Recentemente, fui convidado para palestrar em um evento em alusão aos 10 anos do Maio Amarelo, que reuniu mais de 400 jovens entre 14 e 17 anos de algumas escolas de Tupanciretã, município do centro-oeste gaúcho. Por se tratar de um evento que teve início às 9:00 da manhã, viajei na noite anterior e pernoitei em um hotel na cidade de Santa Maria, onde cheguei por volta das 2:00 da madrugada.
Ainda um pouco desorientado, em parte pelo sono e em parte por ser aquela a minha primeira vez na cidade, procurei seguir as placas de emergência que indicavam a saída da rodoviária. Ao final de um largo corredor, avistei um carro deixar, logo após o embarque do passageiro, o que pensei ser, provavelmente, um ponto de táxi. Enquanto me aproximava, outro veículo encostou. Estava certo, ali era o ponto de táxi.
Com a desculpa de procurar o endereço do hotel, assim que o motorista iniciou o deslocamento, me precavi e pesquisei o mesmo no Maps enquanto espiava o taxímetro. "Só porque não conheço a cidade não é motivo para deixar ser enganado por um motorista daqueles que escolhem sempre o caminho mais longo" - pensei.

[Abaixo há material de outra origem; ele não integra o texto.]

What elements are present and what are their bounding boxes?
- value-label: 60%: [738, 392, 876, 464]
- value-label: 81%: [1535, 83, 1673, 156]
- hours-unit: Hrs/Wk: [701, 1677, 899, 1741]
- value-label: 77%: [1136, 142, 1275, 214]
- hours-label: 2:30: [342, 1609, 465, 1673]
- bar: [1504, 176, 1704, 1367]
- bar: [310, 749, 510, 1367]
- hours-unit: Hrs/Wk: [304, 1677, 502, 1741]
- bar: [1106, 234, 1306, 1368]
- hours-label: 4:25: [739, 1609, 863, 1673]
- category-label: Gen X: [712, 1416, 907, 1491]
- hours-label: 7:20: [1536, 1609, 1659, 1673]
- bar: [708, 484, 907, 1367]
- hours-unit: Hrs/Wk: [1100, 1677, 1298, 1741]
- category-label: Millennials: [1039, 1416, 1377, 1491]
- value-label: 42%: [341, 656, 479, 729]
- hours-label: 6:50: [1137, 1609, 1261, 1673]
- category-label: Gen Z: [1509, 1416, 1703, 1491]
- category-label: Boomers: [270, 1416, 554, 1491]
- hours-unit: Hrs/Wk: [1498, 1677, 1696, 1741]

Eis que, em uma das diversas esquinas pelas quais o carro convertera, fui invadido por uma estranha familiaridade, quase um dejavu. "Não é possível... eu nunca estive aqui!" - pensei comigo mesmo. Voltei ao Maps para buscar algum subsídio, o qual me informava estar agora na Rua dos Andradas. Novamente, um novo sentimento de que o local não me era estranho...
Vi essa essa sensação crescer ainda mais, quase a ponto de me consumir, quando voltei os olhos para a janela traseira direita do carro que me levava e enxerguei um paredão alto, que parecia ser os fundos de um imponente prédio. Um estacionamento, na verdade. Mas pintado de um tom de verde inconfundível. Antes mesmo que eu pudesse buscar na memória de qual estabelecimento pertencia aquele prédio, enxerguei o logo da famosa marca de supermercados francesa. Foi só então que me dei conta de onde estava.
Girei a cabeça para o lado oposto da rua e lá estava a fachada negra do prédio que um dia abrigara a famosa casa noturna. E, por um milésimo de segundo, fechei meus olhos na esperança, ainda que inútil, de "desver" aquilo que já se viu. E na minha mente, durante aquele pequeno lapso temporal, aquela deserta rua deu lugar ao caos, onde diversas ambulâncias e caminhões de bombeiros dividiam espaço com pilhas de corpos já sem vida. Como alguém em uma crise de transtorno dissociativo, pude me enxergar naquele lugar, mesmo que nunca tivesse estado lá (pelo menos não pessoalmente), como que me vendo em uma cena de filme (o qual eu assistira recentemente). Pude ouvir os gritos e gemidos de dor em meio ao som das sirenes, ver as lágrimas e o terror nos rostos daqueles que conseguiam sair do prédio e, em dado momento, até mesmo o cheiro da fumaça pude sentir.
Então voltei a abri os olhos e aquela cena de terror deu lugar novamente apenas àquela fachada escura em uma rua deserta do centro da cidade. Quando o silencioso motorista parou no semáforo da esquina, pensei em perguntar se, de todos os caminhos possíveis, aquela era uma mórbida rota costumeiramente escolhida pelos taxistas da cidade para mostrarem o famoso prédio da boate aos turistas. "Indelicadeza a minha... pode até ter perdido um ente querido no incêndio!" - pensei. Preferi imitá-lo e seguir o restante da viagem em silêncio.
Preferi pensar que fora apenas uma coincidência. Assim como a coincidência de que, exatamente no ano que em se comemoram os 10 anos do Maio Amarelo, há 10 anos morriam 242 pessoas no incêndio da boate Kiss. Um evento sem sombra de dúvidas lastimável, mas que serviu para que diversas leis e normas fossem criadas no sentido de prevenir que desastres semelhantes ocorressem.
No entanto, só no Brasil, nos últimos 10 anos, o trânsito já vitimou o equivalente a mais de 1.600 boates Kiss! E pouco (ou quase nada) tem sido feito para que essa situação se modifique. A questão que me fica é: quando vamos tratar de fato essa espécie de crise de transtorno dissociativo do trânsito, onde nos vemos em um trânsito do qual parecemos (ou fingimos) não fazer parte?